•Recollections of protests past. There was lots of, “This hasn’t happened since 1814, when Britain invaded and burned the White House.” C’mon. In 1967 a protest crowd invaded the Pentagon grounds, trampled the lawn and joined a Tibetan chant led by poet Allen Ginsberg, in order to “levitate” the building.
OK, different spirit. But the storming of the Capitol was, for shock and symbolic value, a homegrown version of 9/11. Except it was U.S. terrorists directed by their president, defecating on their own national symbols.
•The irrelevance of experts. “Historians struggled to find a precedent” — as they usually do. “There isn’t one,” said a “presidential scholar” at Columbia University. Back during the Vietnam protests, I watched journalists on a chaotic Columbia campus beg the top scholar of U.S. political paranoia, Richard Hofstadter, for parallels from the past. He said nothing came to mind.
“It’s almost beyond belief,” said a Yale prof on Wednesday. The problem is there’s lots of precedent for events like this in the U.S. But none for them being led and directed by the president. So it’s confusing.
•Instant schadenfreude. There was no dilemma for those from places that have seen U.S.-sponsored coups. For them it was déjà vu many times over. “It’s like the cartoon version of a South American coup,” said someone watching. “Except our golpistas wear military uniforms and know what they’re doing. These guys are pathetic, they’re the mirror image of Trump.”
She’s talking about the clown costumes or “Q Shaman,” a devotee of QAnon’s conspiracy theories, with his horns, pelts and face paint. “This year,” someone said, “due to travel restrictions, the U.S. had to organize the coup at home.”
This reduction of the U.S. to a banana republic is ongoing. A day after the D.C. “coup,” an Iraqi judge issued an arrest warrant on Trump for “premeditated murder,” for the drone strike on an Iranian general and an Iraqi militia leader in Baghdad last year.
How about some empathy? It’s always easier to see the problems of people you know than your own. “If the U.S. could see what the U.S. is doing in the U.S., the U.S. would invade the U.S. to liberate the U.S. from the tyranny of the U.S.” (Available on blankets and mugs.)
•A reality crisis? None of this may do the moment justice. Internet maven Jesse Hirsh calls it “the televised clash of realities.” He says the images are “right out of LARP,” live-action role-playing. That makes more sense of the costumes and avatar quality: people blinking as they emerge from the cave of the internet and try to mesh reality outside with reality online. That’s one of many meanings of a reality crisis. It was also enough to throw the people who run Twitter and Facebook into a panic for their, er, roles enabling it.

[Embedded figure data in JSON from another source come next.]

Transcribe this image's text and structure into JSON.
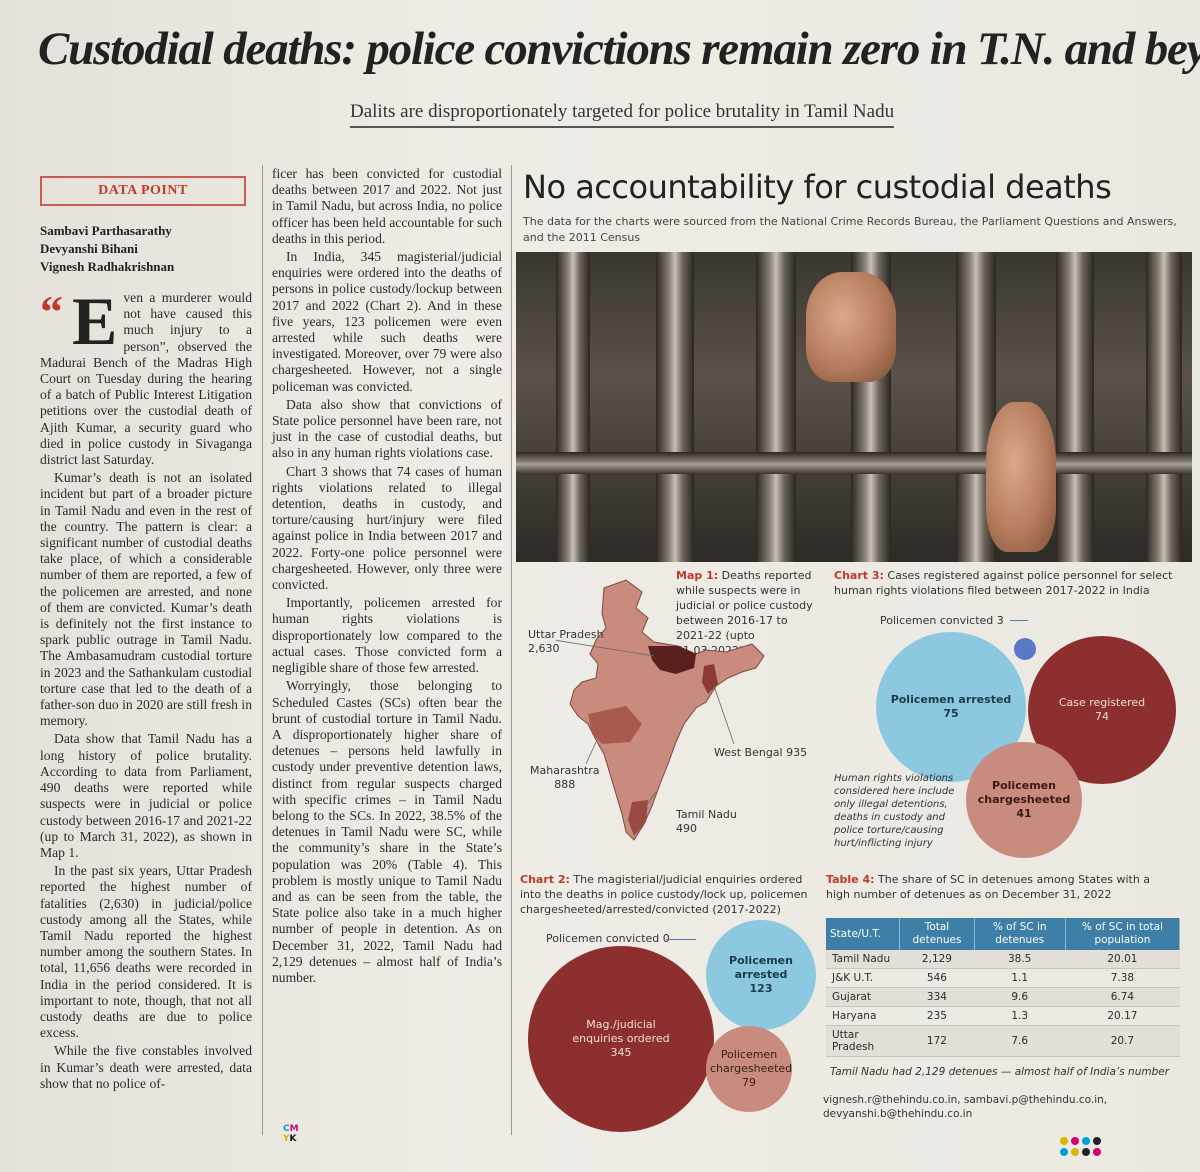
{
  "headline": "Custodial deaths: police convictions remain zero in T.N. and beyond",
  "subhead": "Dalits are disproportionately targeted for police brutality in Tamil Nadu",
  "column_tag": "DATA POINT",
  "authors": [
    "Sambavi Parthasarathy",
    "Devyanshi Bihani",
    "Vignesh Radhakrishnan"
  ],
  "article": {
    "quote_mark": "“",
    "dropcap": "E",
    "p1": "ven a murderer would not have caused this much injury to a person”, observed the Madurai Bench of the Madras High Court on Tuesday during the hearing of a batch of Public Interest Litigation petitions over the custodial death of Ajith Kumar, a security guard who died in police custody in Sivaganga district last Saturday.",
    "p2": "Kumar’s death is not an isolated incident but part of a broader picture in Tamil Nadu and even in the rest of the country. The pattern is clear: a significant number of custodial deaths take place, of which a considerable number of them are reported, a few of the policemen are arrested, and none of them are convicted. Kumar’s death is definitely not the first instance to spark public outrage in Tamil Nadu. The Ambasamudram custodial torture in 2023 and the Sathankulam custodial torture case that led to the death of a father-son duo in 2020 are still fresh in memory.",
    "p3": "Data show that Tamil Nadu has a long history of police brutality. According to data from Parliament, 490 deaths were reported while suspects were in judicial or police custody between 2016-17 and 2021-22 (up to March 31, 2022), as shown in Map 1.",
    "p4": "In the past six years, Uttar Pradesh reported the highest number of fatalities (2,630) in judicial/police custody among all the States, while Tamil Nadu reported the highest number among the southern States. In total, 11,656 deaths were recorded in India in the period considered. It is important to note, though, that not all custody deaths are due to police excess.",
    "p5": "While the five constables involved in Kumar’s death were arrested, data show that no police of-",
    "p6": "ficer has been convicted for custodial deaths between 2017 and 2022. Not just in Tamil Nadu, but across India, no police officer has been held accountable for such deaths in this period.",
    "p7": "In India, 345 magisterial/judicial enquiries were ordered into the deaths of persons in police custody/lockup between 2017 and 2022 (Chart 2). And in these five years, 123 policemen were even arrested while such deaths were investigated. Moreover, over 79 were also chargesheeted. However, not a single policeman was convicted.",
    "p8": "Data also show that convictions of State police personnel have been rare, not just in the case of custodial deaths, but also in any human rights violations case.",
    "p9": "Chart 3 shows that 74 cases of human rights violations related to illegal detention, deaths in custody, and torture/causing hurt/injury were filed against police in India between 2017 and 2022. Forty-one police personnel were chargesheeted. However, only three were convicted.",
    "p10": "Importantly, policemen arrested for human rights violations is disproportionately low compared to the actual cases. Those convicted form a negligible share of those few arrested.",
    "p11": "Worryingly, those belonging to Scheduled Castes (SCs) often bear the brunt of custodial torture in Tamil Nadu. A disproportionately higher share of detenues – persons held lawfully in custody under preventive detention laws, distinct from regular suspects charged with specific crimes – in Tamil Nadu belong to the SCs. In 2022, 38.5% of the detenues in Tamil Nadu were SC, while the community’s share in the State’s population was 20% (Table 4). This problem is mostly unique to Tamil Nadu and as can be seen from the table, the State police also take in a much higher number of people in detention. As on December 31, 2022, Tamil Nadu had 2,129 detenues – almost half of India’s number."
  },
  "infographic": {
    "title": "No accountability for custodial deaths",
    "source": "The data for the charts were sourced from the National Crime Records Bureau, the Parliament Questions and Answers, and the 2011 Census"
  },
  "map1": {
    "caption_label": "Map 1:",
    "caption": "Deaths reported while suspects were in judicial or police custody between 2016-17 to 2021-22 (upto 31.03.2022)",
    "labels": [
      {
        "state": "Uttar Pradesh",
        "value": "2,630"
      },
      {
        "state": "West Bengal",
        "value": "935"
      },
      {
        "state": "Maharashtra",
        "value": "888"
      },
      {
        "state": "Tamil Nadu",
        "value": "490"
      }
    ]
  },
  "chart3": {
    "caption_label": "Chart 3:",
    "caption": "Cases registered against police personnel for select human rights violations filed between 2017-2022 in India",
    "convicted_label": "Policemen convicted 3",
    "bubbles": [
      {
        "label": "Policemen arrested",
        "value": "75"
      },
      {
        "label": "Case registered",
        "value": "74"
      },
      {
        "label": "Policemen chargesheeted",
        "value": "41"
      }
    ],
    "note": "Human rights violations considered here include only illegal detentions, deaths in custody and police torture/causing hurt/inflicting injury"
  },
  "chart2": {
    "caption_label": "Chart 2:",
    "caption": "The magisterial/judicial enquiries ordered into the deaths in police custody/lock up, policemen chargesheeted/arrested/convicted (2017-2022)",
    "convicted_label": "Policemen convicted 0",
    "bubbles": [
      {
        "label": "Mag./judicial enquiries ordered",
        "value": "345"
      },
      {
        "label": "Policemen arrested",
        "value": "123"
      },
      {
        "label": "Policemen chargesheeted",
        "value": "79"
      }
    ]
  },
  "table4": {
    "caption_label": "Table 4:",
    "caption": "The share of SC in detenues among States with a high number of detenues as on December 31, 2022",
    "headers": [
      "State/U.T.",
      "Total detenues",
      "% of SC in detenues",
      "% of SC in total population"
    ],
    "rows": [
      [
        "Tamil Nadu",
        "2,129",
        "38.5",
        "20.01"
      ],
      [
        "J&K U.T.",
        "546",
        "1.1",
        "7.38"
      ],
      [
        "Gujarat",
        "334",
        "9.6",
        "6.74"
      ],
      [
        "Haryana",
        "235",
        "1.3",
        "20.17"
      ],
      [
        "Uttar Pradesh",
        "172",
        "7.6",
        "20.7"
      ]
    ],
    "note": "Tamil Nadu had 2,129 detenues — almost half of India’s number"
  },
  "emails": "vignesh.r@thehindu.co.in, sambavi.p@thehindu.co.in, devyanshi.b@thehindu.co.in",
  "cmyk": [
    "C",
    "M",
    "Y",
    "K"
  ],
  "colors": {
    "accent_red": "#c0392b",
    "bubble_blue": "#8cc8e0",
    "bubble_maroon": "#8e2f2f",
    "bubble_salmon": "#c98b7e",
    "table_header": "#3d7fa6"
  }
}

•Was the coup planned? They surely discussed it, the Trumps, supporters, militias and sympathizers among police and agencies like ICE. But maybe they were surprised by how easy it was getting in. Or treated it as a rehearsal.
What’s clear is that Trump has never said a word in favour of democracy. He has no commitment to it. This may answer a question which has been debated but not resolved, because the definitions are many and fluid and don’t seem to fit his lack of ideology or organization: is he a fascist?
The answer? In his own mind he is, and that’s where he lives. All he really knows about the realm of action is being surly and breaking anything within reach.
•President-elect intervenes. Joe Biden always comes onstage, as he did yesterday, like a man looking for the bathroom. There was a lawyer series I liked, The Practice. When they had a hopeless case they’d turn to Eugene, played by Steve Harris, and say, “It’s time for the U.S.A. defence.” He’d babble clichés at the judge, then solemnly conclude: “Because this is the United States of America.” It had no content but it always worked. Biden replicates it: “America … honour, decency … That’s who we are. That’s who we’ve always been.” It’s pretty close to Make America Great Again. He’s better than Trump but his is also the way that leads back to Trump.